Recipe by Gary Opperman
Mushroom tarte tatin
- 230g white button mushrooms, sliced
- 230g oyster mushrooms, torn
- 60ml butter
- 10ml fresh flat-leaf parsley, finely chopped
- 10ml fresh lemon juice
- 130g ready-made puff pastry
- 30ml fresh basil, torn
- 10ml tomato purée
- 20ml ground almonds
- 40ml feta, crumbled
Preheat the oven to 200ºC.
Line 4 x 10cm metal or glass tartlet containers with foil and grease lightly.
Sauté half the mushrooms in 30ml butter until soft. Add the parsley and lemon juice, and cook to dry the mixture, about 1 – 2 minutes. Divide the mushrooms between the tartlet containers.
Roll the pastry out thinly – less than 0,3cm thick. Cut the pastry into 8 circles a little larger than the top of the tartlet containers.
Mix the basil and tomato purée and spread this onto half the pastry circles leaving a 2cm border all round. Sprinkle with the ground almonds and feta. Dampen the border with a little water and place the remaining pastry circles on top, gently pressing the edges to seal.

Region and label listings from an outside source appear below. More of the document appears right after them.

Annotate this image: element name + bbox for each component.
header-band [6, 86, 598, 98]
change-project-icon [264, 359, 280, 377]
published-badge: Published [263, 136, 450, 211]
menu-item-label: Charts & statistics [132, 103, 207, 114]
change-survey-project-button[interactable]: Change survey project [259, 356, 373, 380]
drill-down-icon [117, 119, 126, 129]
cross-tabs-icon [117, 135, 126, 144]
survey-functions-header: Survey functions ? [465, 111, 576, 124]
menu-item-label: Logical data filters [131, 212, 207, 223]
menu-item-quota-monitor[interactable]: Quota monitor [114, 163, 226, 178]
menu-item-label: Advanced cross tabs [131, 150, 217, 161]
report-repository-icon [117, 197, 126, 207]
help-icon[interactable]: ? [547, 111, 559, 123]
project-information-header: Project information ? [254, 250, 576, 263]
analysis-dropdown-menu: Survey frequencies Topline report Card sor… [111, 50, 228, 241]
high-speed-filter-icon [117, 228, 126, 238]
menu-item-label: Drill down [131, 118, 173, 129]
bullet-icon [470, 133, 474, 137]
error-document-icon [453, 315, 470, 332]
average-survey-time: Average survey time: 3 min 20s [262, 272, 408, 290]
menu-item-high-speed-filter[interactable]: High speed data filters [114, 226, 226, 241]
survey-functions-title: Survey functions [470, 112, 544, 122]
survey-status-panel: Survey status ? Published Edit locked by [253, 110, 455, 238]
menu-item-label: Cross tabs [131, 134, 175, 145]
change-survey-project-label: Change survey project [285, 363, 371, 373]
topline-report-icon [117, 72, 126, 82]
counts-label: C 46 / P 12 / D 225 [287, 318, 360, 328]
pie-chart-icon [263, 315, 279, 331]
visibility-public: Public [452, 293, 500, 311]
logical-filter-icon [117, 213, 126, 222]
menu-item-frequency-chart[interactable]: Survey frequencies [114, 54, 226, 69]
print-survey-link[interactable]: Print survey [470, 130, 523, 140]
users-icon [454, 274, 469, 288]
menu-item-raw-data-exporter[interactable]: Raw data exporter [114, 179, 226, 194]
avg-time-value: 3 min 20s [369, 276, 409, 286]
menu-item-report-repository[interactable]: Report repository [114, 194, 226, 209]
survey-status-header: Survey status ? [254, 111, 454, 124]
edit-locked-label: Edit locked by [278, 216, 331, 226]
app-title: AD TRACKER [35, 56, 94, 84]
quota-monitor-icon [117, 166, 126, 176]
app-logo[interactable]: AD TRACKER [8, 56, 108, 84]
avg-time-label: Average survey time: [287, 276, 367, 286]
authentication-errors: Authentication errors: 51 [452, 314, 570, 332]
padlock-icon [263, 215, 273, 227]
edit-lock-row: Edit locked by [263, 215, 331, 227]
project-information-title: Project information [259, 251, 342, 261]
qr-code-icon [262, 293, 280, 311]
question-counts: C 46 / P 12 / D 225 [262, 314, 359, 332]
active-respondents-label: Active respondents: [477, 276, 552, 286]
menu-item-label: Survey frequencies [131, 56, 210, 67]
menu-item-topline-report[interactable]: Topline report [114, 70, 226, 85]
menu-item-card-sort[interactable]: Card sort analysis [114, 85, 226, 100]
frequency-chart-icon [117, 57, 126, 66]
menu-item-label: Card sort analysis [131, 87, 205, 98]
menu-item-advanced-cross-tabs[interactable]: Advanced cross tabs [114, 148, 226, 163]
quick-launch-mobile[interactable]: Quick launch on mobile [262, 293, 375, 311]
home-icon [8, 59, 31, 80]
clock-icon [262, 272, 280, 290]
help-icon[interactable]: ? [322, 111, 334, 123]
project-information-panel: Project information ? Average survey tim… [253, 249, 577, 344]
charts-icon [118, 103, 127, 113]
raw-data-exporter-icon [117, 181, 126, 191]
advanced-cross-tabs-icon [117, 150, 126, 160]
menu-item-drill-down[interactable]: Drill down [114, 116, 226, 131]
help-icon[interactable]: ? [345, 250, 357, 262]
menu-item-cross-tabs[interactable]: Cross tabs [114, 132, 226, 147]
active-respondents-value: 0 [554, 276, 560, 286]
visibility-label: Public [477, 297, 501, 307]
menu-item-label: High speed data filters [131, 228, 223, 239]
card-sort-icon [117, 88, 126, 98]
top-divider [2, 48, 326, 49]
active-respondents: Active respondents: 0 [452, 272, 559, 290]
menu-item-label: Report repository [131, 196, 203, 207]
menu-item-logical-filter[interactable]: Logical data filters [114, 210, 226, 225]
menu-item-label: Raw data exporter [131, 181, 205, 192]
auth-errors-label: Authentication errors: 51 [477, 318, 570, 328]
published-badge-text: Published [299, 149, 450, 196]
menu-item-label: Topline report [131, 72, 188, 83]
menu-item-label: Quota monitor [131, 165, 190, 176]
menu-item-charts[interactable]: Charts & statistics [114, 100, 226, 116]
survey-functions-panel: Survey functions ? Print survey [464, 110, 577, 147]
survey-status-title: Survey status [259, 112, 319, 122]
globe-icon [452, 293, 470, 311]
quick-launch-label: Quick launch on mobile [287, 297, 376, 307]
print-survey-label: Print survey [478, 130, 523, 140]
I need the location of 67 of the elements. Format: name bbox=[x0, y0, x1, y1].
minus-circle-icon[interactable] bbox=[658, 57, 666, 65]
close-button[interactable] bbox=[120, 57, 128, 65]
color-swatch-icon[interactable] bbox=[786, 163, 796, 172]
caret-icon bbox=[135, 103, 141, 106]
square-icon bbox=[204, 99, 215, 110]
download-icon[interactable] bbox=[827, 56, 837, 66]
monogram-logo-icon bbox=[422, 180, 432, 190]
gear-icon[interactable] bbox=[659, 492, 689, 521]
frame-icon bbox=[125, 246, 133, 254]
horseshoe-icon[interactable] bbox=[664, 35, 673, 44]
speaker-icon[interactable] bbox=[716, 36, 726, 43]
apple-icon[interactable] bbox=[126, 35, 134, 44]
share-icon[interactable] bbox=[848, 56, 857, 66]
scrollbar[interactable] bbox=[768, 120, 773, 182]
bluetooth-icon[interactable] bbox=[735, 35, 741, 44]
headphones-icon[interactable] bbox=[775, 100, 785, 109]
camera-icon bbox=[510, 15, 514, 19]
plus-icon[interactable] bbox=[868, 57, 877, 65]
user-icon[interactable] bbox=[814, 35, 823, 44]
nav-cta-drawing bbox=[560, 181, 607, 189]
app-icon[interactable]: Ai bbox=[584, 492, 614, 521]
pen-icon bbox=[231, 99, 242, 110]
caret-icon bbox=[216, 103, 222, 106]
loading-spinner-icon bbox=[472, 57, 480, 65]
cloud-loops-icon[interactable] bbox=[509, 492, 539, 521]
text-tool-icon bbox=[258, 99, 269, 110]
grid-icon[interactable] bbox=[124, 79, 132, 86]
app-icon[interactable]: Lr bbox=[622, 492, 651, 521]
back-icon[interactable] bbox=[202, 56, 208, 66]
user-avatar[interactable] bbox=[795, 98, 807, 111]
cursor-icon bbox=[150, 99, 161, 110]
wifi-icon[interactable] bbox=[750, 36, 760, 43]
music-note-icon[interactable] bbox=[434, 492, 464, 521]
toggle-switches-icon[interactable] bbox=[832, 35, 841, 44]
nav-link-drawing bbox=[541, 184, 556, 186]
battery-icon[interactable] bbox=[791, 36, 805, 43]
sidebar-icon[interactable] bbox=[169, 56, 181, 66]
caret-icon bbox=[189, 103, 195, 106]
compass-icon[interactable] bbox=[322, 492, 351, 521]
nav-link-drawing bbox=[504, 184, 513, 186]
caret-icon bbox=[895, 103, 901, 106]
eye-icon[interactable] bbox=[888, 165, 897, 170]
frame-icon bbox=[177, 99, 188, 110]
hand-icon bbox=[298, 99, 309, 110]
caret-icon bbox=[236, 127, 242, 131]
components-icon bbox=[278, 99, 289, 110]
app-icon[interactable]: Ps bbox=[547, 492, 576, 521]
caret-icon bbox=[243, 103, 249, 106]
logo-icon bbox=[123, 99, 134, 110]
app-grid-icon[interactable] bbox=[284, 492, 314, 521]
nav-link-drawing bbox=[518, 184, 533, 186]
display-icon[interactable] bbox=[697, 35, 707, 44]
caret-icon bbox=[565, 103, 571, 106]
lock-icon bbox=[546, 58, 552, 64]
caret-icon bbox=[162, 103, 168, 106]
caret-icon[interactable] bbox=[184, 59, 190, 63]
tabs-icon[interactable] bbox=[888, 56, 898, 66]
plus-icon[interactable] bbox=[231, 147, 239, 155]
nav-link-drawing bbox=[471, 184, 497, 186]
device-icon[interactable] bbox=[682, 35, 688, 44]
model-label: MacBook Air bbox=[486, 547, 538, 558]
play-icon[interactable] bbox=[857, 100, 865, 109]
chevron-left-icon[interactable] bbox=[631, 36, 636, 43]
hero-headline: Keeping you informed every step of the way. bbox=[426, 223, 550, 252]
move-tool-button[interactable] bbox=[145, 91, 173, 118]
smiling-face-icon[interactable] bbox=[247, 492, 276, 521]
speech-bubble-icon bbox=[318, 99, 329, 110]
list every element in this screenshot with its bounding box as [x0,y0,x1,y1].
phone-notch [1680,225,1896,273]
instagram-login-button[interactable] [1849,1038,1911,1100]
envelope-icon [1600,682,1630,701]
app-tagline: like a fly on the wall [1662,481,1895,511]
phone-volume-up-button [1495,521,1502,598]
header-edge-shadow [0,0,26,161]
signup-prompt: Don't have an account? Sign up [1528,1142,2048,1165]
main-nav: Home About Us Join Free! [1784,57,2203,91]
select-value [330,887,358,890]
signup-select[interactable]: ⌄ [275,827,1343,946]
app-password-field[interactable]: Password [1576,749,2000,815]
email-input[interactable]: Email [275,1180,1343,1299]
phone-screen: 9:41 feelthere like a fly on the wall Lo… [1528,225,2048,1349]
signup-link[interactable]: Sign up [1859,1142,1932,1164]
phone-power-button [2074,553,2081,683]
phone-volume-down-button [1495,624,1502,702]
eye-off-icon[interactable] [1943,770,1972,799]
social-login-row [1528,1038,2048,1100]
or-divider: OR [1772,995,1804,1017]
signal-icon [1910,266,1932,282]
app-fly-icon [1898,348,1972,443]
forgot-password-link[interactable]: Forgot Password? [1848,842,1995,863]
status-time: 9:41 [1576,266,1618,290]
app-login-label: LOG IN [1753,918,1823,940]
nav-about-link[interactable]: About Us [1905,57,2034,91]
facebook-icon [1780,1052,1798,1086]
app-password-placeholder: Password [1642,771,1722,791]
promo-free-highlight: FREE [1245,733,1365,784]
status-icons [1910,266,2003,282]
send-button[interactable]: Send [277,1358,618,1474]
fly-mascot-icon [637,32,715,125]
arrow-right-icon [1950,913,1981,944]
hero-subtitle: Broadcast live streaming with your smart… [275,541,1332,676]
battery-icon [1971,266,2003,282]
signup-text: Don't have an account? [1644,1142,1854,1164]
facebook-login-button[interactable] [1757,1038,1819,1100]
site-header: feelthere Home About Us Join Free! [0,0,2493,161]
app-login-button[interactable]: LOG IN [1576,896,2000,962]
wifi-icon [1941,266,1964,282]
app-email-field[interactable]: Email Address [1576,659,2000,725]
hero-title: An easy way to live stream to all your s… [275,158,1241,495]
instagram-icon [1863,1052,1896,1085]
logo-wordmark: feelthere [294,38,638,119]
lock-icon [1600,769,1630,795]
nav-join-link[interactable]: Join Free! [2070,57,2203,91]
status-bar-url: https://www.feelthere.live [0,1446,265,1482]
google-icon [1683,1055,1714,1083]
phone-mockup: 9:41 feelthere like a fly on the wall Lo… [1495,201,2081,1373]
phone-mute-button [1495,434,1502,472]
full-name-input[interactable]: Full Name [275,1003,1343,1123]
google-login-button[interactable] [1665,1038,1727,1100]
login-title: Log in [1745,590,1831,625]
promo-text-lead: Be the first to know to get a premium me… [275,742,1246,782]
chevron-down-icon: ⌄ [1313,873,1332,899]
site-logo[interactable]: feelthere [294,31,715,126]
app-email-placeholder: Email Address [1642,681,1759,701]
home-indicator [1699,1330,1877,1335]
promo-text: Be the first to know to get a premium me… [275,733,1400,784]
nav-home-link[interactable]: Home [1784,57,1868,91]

Place the stuffed pastry circles on top of the mushrooms and gently tuck the edges into the containers. Bake until the pastry has puffed up and turned golden brown, about 15 – 20 minutes. Sauté the remaining mushrooms in the rest of the butter.
Carefully turn the tartlet containers over onto warmed serving plates so the pastry is at the bottom. Remove the containers and gently pull away the foil. Serve the tarte tatin with extra mushrooms sprinkled over.